What sort of democracy is this, Ghana’s? Is Ghana’s “winner-takes-all” democratic imperialism or constitutional dictatorship any different from the rest of the world’s given its philosophical origin in Western democracy, particularly America’s? Is Ghana willing to move away from the emotional center of George Orwell’s “Animal Farm”? Truth, we believe, always triumphs over lies. Truth, we believe, is God and godly. Truth, we believe, is man and manly. Truth, we believe, is woman and womanly. Truth, we believe, is elder and elderly. Truth, we believe, is human and humanly. And “truth” can equally pass for the Devil, an intersecting point of friction between the “moral objectivity of truth” and “the moral subjectivity of lies”! Politics pushes itself more toward the subjective axis of lies everywhere! Ghana’s democracy is based on “the moral subjectivity of lies”!
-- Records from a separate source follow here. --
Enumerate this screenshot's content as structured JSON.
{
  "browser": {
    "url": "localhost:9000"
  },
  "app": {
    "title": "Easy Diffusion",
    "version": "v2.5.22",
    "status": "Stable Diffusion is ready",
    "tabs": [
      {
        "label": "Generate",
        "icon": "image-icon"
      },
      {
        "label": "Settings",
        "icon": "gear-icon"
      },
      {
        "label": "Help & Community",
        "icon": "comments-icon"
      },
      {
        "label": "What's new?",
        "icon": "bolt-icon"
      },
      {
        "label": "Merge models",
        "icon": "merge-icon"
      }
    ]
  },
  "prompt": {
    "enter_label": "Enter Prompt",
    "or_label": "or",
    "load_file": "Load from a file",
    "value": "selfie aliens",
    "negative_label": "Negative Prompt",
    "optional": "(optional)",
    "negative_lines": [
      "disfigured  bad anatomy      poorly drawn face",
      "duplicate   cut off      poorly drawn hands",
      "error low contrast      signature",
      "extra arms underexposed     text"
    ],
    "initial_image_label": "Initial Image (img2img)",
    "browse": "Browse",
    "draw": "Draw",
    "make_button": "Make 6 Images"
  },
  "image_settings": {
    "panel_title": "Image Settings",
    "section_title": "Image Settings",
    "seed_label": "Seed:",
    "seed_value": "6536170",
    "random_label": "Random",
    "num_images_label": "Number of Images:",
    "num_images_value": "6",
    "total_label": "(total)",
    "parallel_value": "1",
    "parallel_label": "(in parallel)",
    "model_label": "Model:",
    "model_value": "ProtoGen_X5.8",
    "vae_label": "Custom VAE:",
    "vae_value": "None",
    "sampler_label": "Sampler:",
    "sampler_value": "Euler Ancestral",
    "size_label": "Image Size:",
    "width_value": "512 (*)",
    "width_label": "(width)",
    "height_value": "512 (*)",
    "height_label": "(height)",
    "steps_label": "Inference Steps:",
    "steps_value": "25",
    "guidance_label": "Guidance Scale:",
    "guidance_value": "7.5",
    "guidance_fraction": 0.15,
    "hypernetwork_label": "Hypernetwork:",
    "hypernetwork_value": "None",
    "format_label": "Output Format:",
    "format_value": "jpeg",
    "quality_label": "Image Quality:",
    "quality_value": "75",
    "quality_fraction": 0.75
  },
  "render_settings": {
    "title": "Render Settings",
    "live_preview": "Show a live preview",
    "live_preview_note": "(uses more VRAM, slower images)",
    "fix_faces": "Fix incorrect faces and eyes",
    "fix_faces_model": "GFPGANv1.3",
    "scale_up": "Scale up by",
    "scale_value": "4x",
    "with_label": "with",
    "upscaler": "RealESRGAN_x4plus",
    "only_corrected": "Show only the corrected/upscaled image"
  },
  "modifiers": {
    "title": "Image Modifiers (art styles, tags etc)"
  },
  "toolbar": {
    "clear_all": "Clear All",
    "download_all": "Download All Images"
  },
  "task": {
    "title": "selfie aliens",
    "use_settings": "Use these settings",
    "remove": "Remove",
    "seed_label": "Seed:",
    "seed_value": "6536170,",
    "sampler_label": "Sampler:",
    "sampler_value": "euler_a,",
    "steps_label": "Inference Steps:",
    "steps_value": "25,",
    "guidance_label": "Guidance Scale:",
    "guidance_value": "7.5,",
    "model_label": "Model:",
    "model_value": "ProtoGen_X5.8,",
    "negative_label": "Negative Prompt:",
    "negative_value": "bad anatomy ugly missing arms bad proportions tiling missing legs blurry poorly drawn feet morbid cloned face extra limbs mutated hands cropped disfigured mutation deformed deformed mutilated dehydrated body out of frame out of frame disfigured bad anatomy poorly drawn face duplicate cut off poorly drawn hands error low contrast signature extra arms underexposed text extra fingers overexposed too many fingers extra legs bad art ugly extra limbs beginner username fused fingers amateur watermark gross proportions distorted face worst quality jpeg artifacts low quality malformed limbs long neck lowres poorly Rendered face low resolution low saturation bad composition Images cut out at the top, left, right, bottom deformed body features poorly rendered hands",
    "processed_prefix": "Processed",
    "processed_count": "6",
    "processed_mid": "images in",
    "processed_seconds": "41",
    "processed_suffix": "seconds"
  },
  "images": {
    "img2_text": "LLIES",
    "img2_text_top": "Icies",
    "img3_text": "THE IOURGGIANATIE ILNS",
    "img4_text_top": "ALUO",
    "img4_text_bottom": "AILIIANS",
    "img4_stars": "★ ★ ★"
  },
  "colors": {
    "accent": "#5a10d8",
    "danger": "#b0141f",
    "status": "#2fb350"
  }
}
What is the “truth”? Part of the “truth” says leadership is not always about or of individuals. Group dynamics plays a larger moral role in the construction of leadership for a community. In other words, leadership is not exclusive of community dynamics. This is why President John Mahama’s failures are the implied failures of Ghanaians; President Mahama fails, Ghana fails; President Mahama wins, Ghana wins. Those are simple political and moral equations. The other side of the “truth” says the moral responsibility for transforming Ghana lies with only Ghanaians. Let the flies of lies accompany the corrupt politician to the cemetery of moral uncertainly. The good people of Ghana have spoken. And the people can only do as much. Let the “truth” prevail upon the conscience of man! Let the journey of national self-discovery begin today!
“We, Ghanaian people, can make it work; come together and make it work; we can make it work; we can make it work,” sings Bob Marley.